8. Valutazione dei progetti e delle iniziative
8.1. Le domande di contributo per la realizzazione di iniziative/progetti, pervenute entro i termini indicati nel presente avviso, sono esaminati da una apposita Commissione, nominata con decreto direttoriale. La Commissione procede alla valutazione di ciascuna/o iniziativa/progetto, secondo i criteri elencati nei successivi punti e redige due distinte graduatorie [una per le iniziative di cui alla lettera d) e l'altra per i progetti di cui alla lettera f)].
Le relative graduatorie sono approvate dall'Osservatorio nazionale dell'associazionismo e quindi trasposte in un provvedimento del Direttore generale per il volontariato, l'associazionismo e le formazioni sociali.
Il finanziamento delle iniziative e dei progetti avviene secondo l'ordine decrescente dei punteggi indicati nelle 2 graduatorie, e della conseguente percentuale di riduzione del finanziamento, fino a concorrenza dell'ammontare complessivo delle disponibilità in bilancio con un ulteriore apposito decreto di impegno del Direttore generale.

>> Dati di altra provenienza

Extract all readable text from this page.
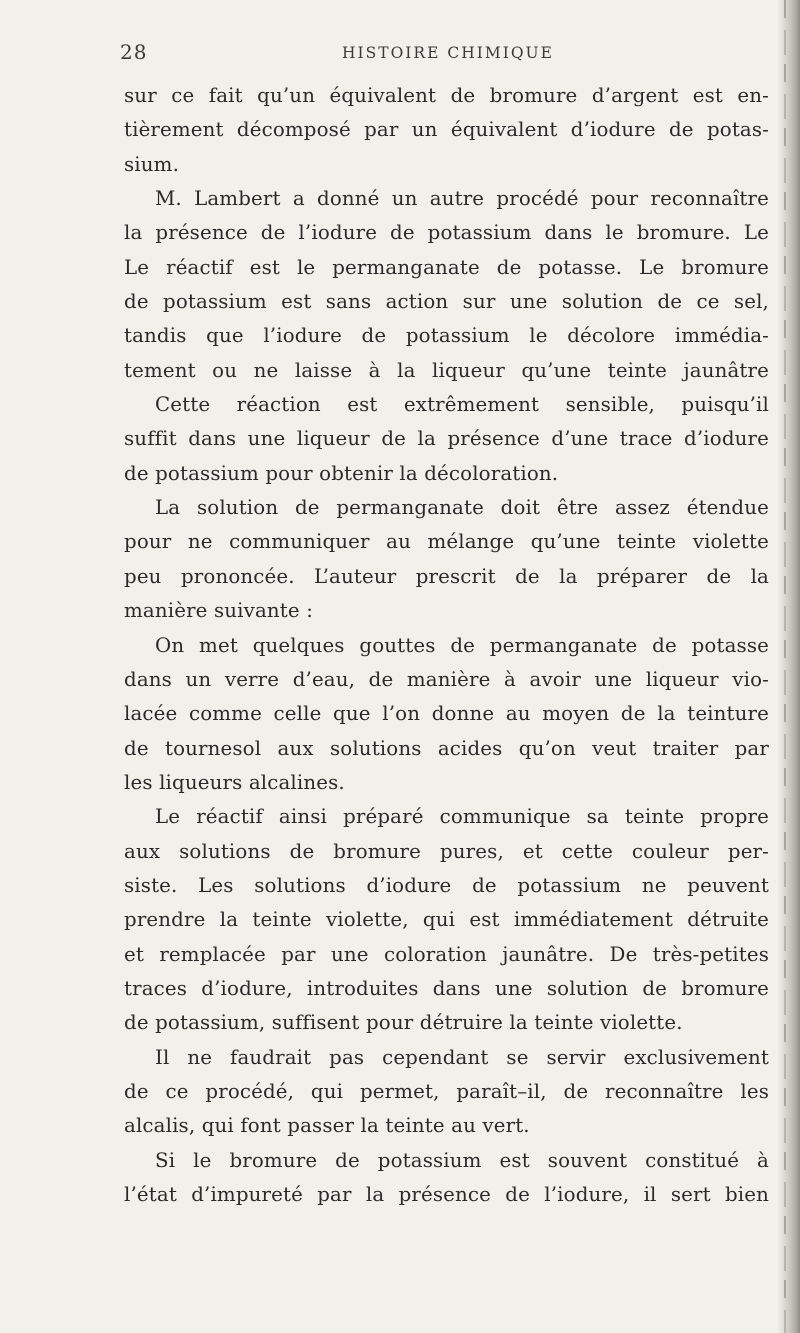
28	HISTOIRE CHIMIQUE
sur ce fait qu’un équivalent de bromure d’argent est en-
tièrement décomposé par un équivalent d’iodure de potas-
sium.
M. Lambert a donné un autre procédé pour reconnaître
la présence de l’iodure de potassium dans le bromure. Le
Le réactif est le permanganate de potasse. Le bromure
de potassium est sans action sur une solution de ce sel,
tandis que l’iodure de potassium le décolore immédia-
tement ou ne laisse à la liqueur qu’une teinte jaunâtre
Cette réaction est extrêmement sensible, puisqu’il
suffit dans une liqueur de la présence d’une trace d’iodure
de potassium pour obtenir la décoloration.
La solution de permanganate doit être assez étendue
pour ne communiquer au mélange qu’une teinte violette
peu prononcée. L’auteur prescrit de la préparer de la
manière suivante :
On met quelques gouttes de permanganate de potasse
dans un verre d’eau, de manière à avoir une liqueur vio-
lacée comme celle que l’on donne au moyen de la teinture
de tournesol aux solutions acides qu’on veut traiter par
les liqueurs alcalines.
Le réactif ainsi préparé communique sa teinte propre
aux solutions de bromure pures, et cette couleur per-
siste. Les solutions d’iodure de potassium ne peuvent
prendre la teinte violette, qui est immédiatement détruite
et remplacée par une coloration jaunâtre. De très-petites
traces d’iodure, introduites dans une solution de bromure
de potassium, suffisent pour détruire la teinte violette.
Il ne faudrait pas cependant se servir exclusivement
de ce procédé, qui permet, paraît–il, de reconnaître les
alcalis, qui font passer la teinte au vert.
Si le bromure de potassium est souvent constitué à
l’état d’impureté par la présence de l’iodure, il sert bien
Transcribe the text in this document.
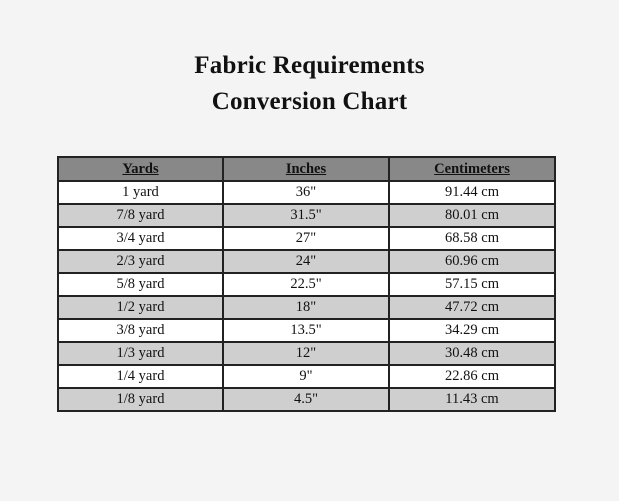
Fabric Requirements
Conversion Chart
Yards	Inches	Centimeters
1 yard	36"	91.44 cm
7/8 yard	31.5"	80.01 cm
3/4 yard	27"	68.58 cm
2/3 yard	24"	60.96 cm
5/8 yard	22.5"	57.15 cm
1/2 yard	18"	47.72 cm
3/8 yard	13.5"	34.29 cm
1/3 yard	12"	30.48 cm
1/4 yard	9"	22.86 cm
1/8 yard	4.5"	11.43 cm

Le iniziative ed i progetti possono essere finanziati in misura totale o parziale in relazione al punteggio ricevuto. In tale ultimo caso l'Amministrazione procederà d'ufficio ad operare una rimodulazione sulle macrovoci del prospetto riepilogativo del piano economico originario, in termini esclusivamente percentuali alla riduzione del contributo, e tale comunque da non pregiudicare il raggiungimento delle principali finalità.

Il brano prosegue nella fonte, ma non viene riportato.